WASHINGTON – Transit systems across Maryland, Virginia and the District will miss out on $8.9 million in federal funding because the region has failed for years to set up an adequate safety oversight program for Metro.
On Friday, the Federal Transit Administration followed through on threats to hold back 5 percent of all transit funding for D.C., Maryland and Virginia if a new Metro Safety Commission was not established by Thursday, a threat made last year by Obama administration Transportation Secretary Anthony Foxx.
The commission was first promised in 2010 after a deadly 2009 Red Line crash exposed major issues with the old Tri-State Oversight Committee. That group had no enforcement power and got bogged down in regional disputes. The issues again were a focus when Carol Glover died on a smoke-filled Yellow Line train years later. That incident and other findings eventually led to the Federal Transit Administration taking over temporary safety oversight for the system until the safety commission could be established.

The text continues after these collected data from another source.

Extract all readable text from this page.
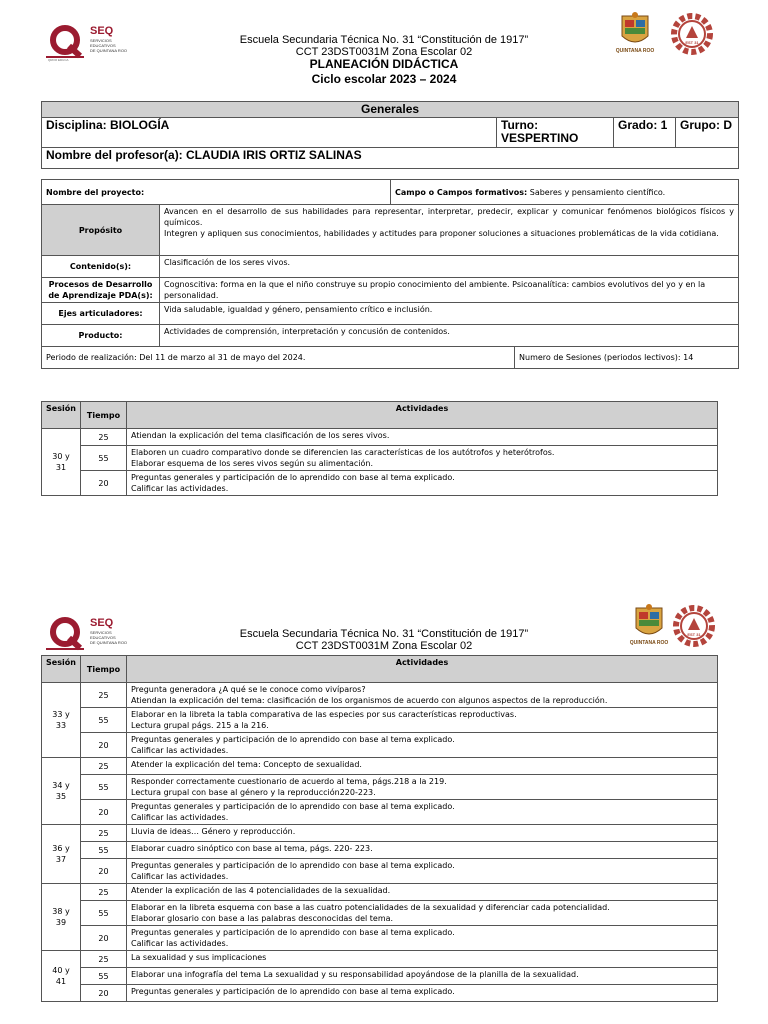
SEQ
SERVICIOS
EDUCATIVOS
DE QUINTANA ROO
QROO EDUCA
QUINTANA ROO
EST 31
Escuela Secundaria Técnica No. 31 “Constitución de 1917”
CCT 23DST0031M Zona Escolar 02
PLANEACIÓN DIDÁCTICA
Ciclo escolar 2023 – 2024
Generales
Disciplina: BIOLOGÍA	Turno:
VESPERTINO
	Grado: 1	Grupo: D
Nombre del profesor(a): CLAUDIA IRIS ORTIZ SALINAS
Nombre del proyecto:		Campo o Campos formativos: Saberes y pensamiento científico.	
Propósito	Avancen en el desarrollo de sus habilidades para representar, interpretar, predecir, explicar y comunicar fenómenos biológicos físicos y químicos.
Integren y apliquen sus conocimientos, habilidades y actitudes para proponer soluciones a situaciones problemáticas de la vida cotidiana.		

Contenido(s):	Clasificación de los seres vivos.		
Procesos de Desarrollo de Aprendizaje PDA(s):	Cognoscitiva: forma en la que el niño construye su propio conocimiento del ambiente. Psicoanalítica: cambios evolutivos del yo y en la personalidad.		
Ejes articuladores:	Vida saludable, igualdad y género, pensamiento crítico e inclusión.		
Producto:	Actividades de comprensión, interpretación y concusión de contenidos.		
Periodo de realización: Del 11 de marzo al 31 de mayo del 2024.			Numero de Sesiones (periodos lectivos): 14
Sesión	Tiempo	Actividades
30 y 31	25	Atiendan la explicación del tema clasificación de los seres vivos.

	55	Elaboren un cuadro comparativo donde se diferencien las características de los autótrofos y heterótrofos.
Elaborar esquema de los seres vivos según su alimentación.

	20	Preguntas generales y participación de lo aprendido con base al tema explicado.
Calificar las actividades.
SEQ
SERVICIOS
EDUCATIVOS
DE QUINTANA ROO	QUINTANA ROO
EST 31
Escuela Secundaria Técnica No. 31 “Constitución de 1917”
CCT 23DST0031M Zona Escolar 02
Sesión	Tiempo	Actividades
33 y 33	25	Pregunta generadora ¿A qué se le conoce como vivíparos?
Atiendan la explicación del tema: clasificación de los organismos de acuerdo con algunos aspectos de la reproducción.

	55	Elaborar en la libreta la tabla comparativa de las especies por sus características reproductivas.
Lectura grupal págs. 215 a la 216.

	20	Preguntas generales y participación de lo aprendido con base al tema explicado.
Calificar las actividades.

34 y 35	25	Atender la explicación del tema: Concepto de sexualidad.

	55	Responder correctamente cuestionario de acuerdo al tema, págs.218 a la 219.
Lectura grupal con base al género y la reproducción220-223.

	20	Preguntas generales y participación de lo aprendido con base al tema explicado.
Calificar las actividades.

36 y 37	25	Lluvia de ideas… Género y reproducción.

	55	Elaborar cuadro sinóptico con base al tema, págs. 220- 223.

	20	Preguntas generales y participación de lo aprendido con base al tema explicado.
Calificar las actividades.

38 y 39	25	Atender la explicación de las 4 potencialidades de la sexualidad.

	55	Elaborar en la libreta esquema con base a las cuatro potencialidades de la sexualidad y diferenciar cada potencialidad.
Elaborar glosario con base a las palabras desconocidas del tema.

	20	Preguntas generales y participación de lo aprendido con base al tema explicado.
Calificar las actividades.

40 y 41	25	La sexualidad y sus implicaciones

	55	Elaborar una infografía del tema La sexualidad y su responsabilidad apoyándose de la planilla de la sexualidad.

	20	Preguntas generales y participación de lo aprendido con base al tema explicado.
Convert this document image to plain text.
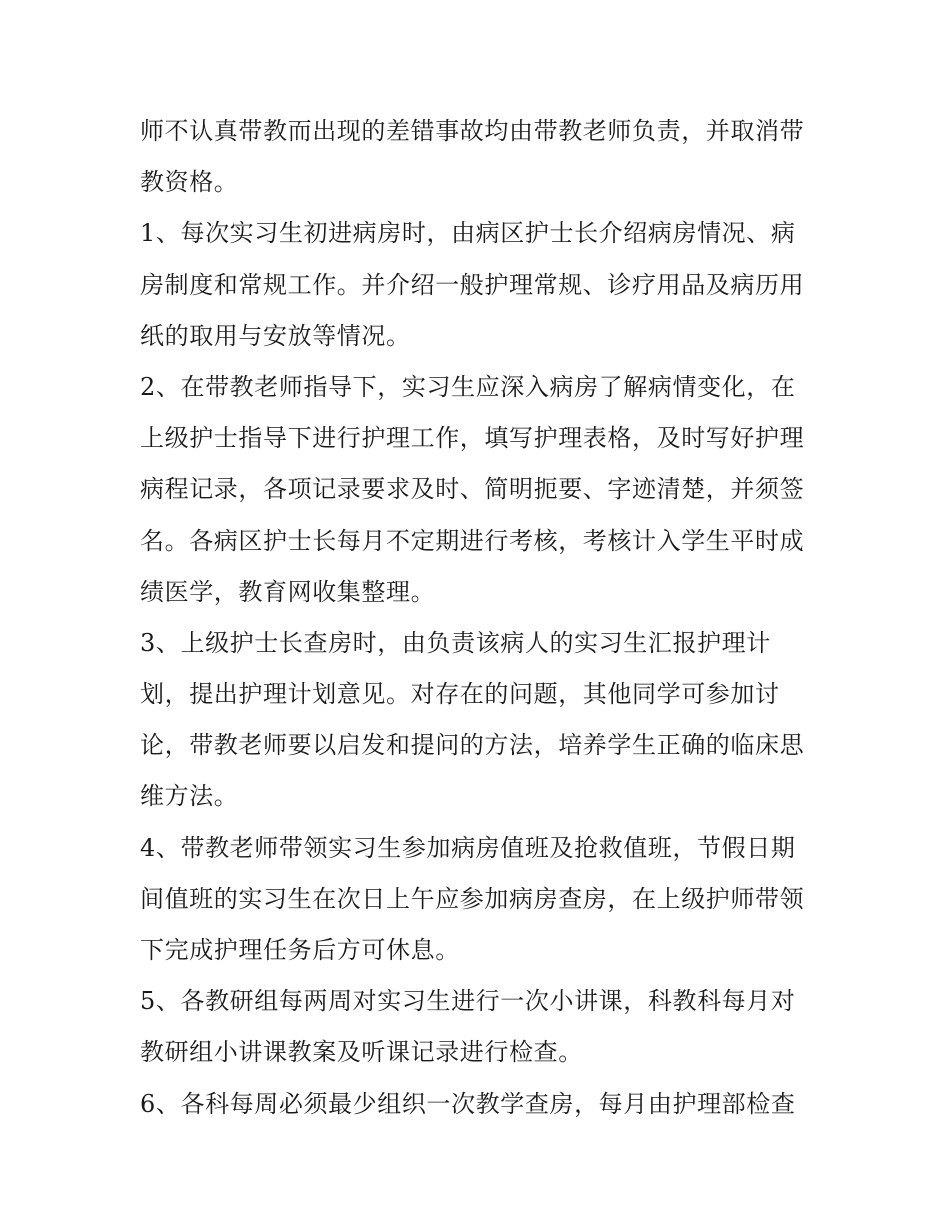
师不认真带教而出现的差错事故均由带教老师负责，并取消带
教资格。
1、每次实习生初进病房时，由病区护士长介绍病房情况、病
房制度和常规工作。并介绍一般护理常规、诊疗用品及病历用
纸的取用与安放等情况。
2、在带教老师指导下，实习生应深入病房了解病情变化，在
上级护士指导下进行护理工作，填写护理表格，及时写好护理
病程记录，各项记录要求及时、简明扼要、字迹清楚，并须签
名。各病区护士长每月不定期进行考核，考核计入学生平时成
绩医学，教育网收集整理。
3、上级护士长查房时，由负责该病人的实习生汇报护理计
划，提出护理计划意见。对存在的问题，其他同学可参加讨
论，带教老师要以启发和提问的方法，培养学生正确的临床思
维方法。
4、带教老师带领实习生参加病房值班及抢救值班，节假日期
间值班的实习生在次日上午应参加病房查房，在上级护师带领
下完成护理任务后方可休息。
5、各教研组每两周对实习生进行一次小讲课，科教科每月对
教研组小讲课教案及听课记录进行检查。
6、各科每周必须最少组织一次教学查房，每月由护理部检查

The region agreed on the language for the commission last summer, the D.C. Council passed the bill on Dec. 20, and Mayor Muriel Bowser signed the bill on Friday.
Glad to be the first jurisdiction to sign the Metro Safety Commission Compact, an important step in improving safety in the region pic.twitter.com/qG1sdvHj2R
— Phil Mendelson (@ChmnMendelson) February 10, 2017
But regional leaders had always said this week’s deadline would not be met due to the schedules of the Maryland and Virginia legislatures.
What local transit agencies stand to lose
The money withheld over coming months adds up to $5.2 million for Metro, the Maryland Transit Administration’s operations in the immediate D.C. area, and the Potomac and Rappahannock Transportation Commission (PRTC) in Virginia.
“Federal formula dollars support Metro’s capital program, which is critical to the safety and maintenance of train and bus service,” Metro spokesman Dan Stessel said in an email. “We will work closely with the funding jurisdictions to determine how best to make up the difference to avoid reducing safety or reliability projects.”
On Thursday, Metro General Manager Paul Wiedefeld said he had briefly talked with new U.S. Transportation Secretary Elaine Chao at an event and said that she had expressed significant interest in Metro.
He said he hoped to have a formal meeting with her soon.
Maryland’s MTA will lose more than $2 million more for commuter bus and other services across the rest of the state.
In Virginia, transit agencies in Richmond, Roanoke and Virginia Beach will miss out on funds. Smaller areas in Maryland and Virginia lose out on money through statewide apportionments.
Chris Smith, with Virginia Department of Rail and Public Transportation, said many of the statewide funds are paid out on an annual basis, so the local transportation agencies in Fredericksburg, Winchester and elsewhere may be able to avoid significant impacts in the short-term. Since the state was only notified of the decision this morning, they are still working to figure out the complete impact.
The Federal Transit Administration said the funds would only be paid out when the new Metro Safety Commission is set up and certified. That requires not just the expected passage of the bills to establish the commission in Maryland and Virginia in coming weeks, but also approval from Congress for the interstate compact.
Smith said the Federal Transit Administration has been consulted throughout the process, so the region expects the commission will be certified as meeting federal requirements shortly after Congress approves it. The region would then have to hire staff and get the commission actually up and running which could take a few more months.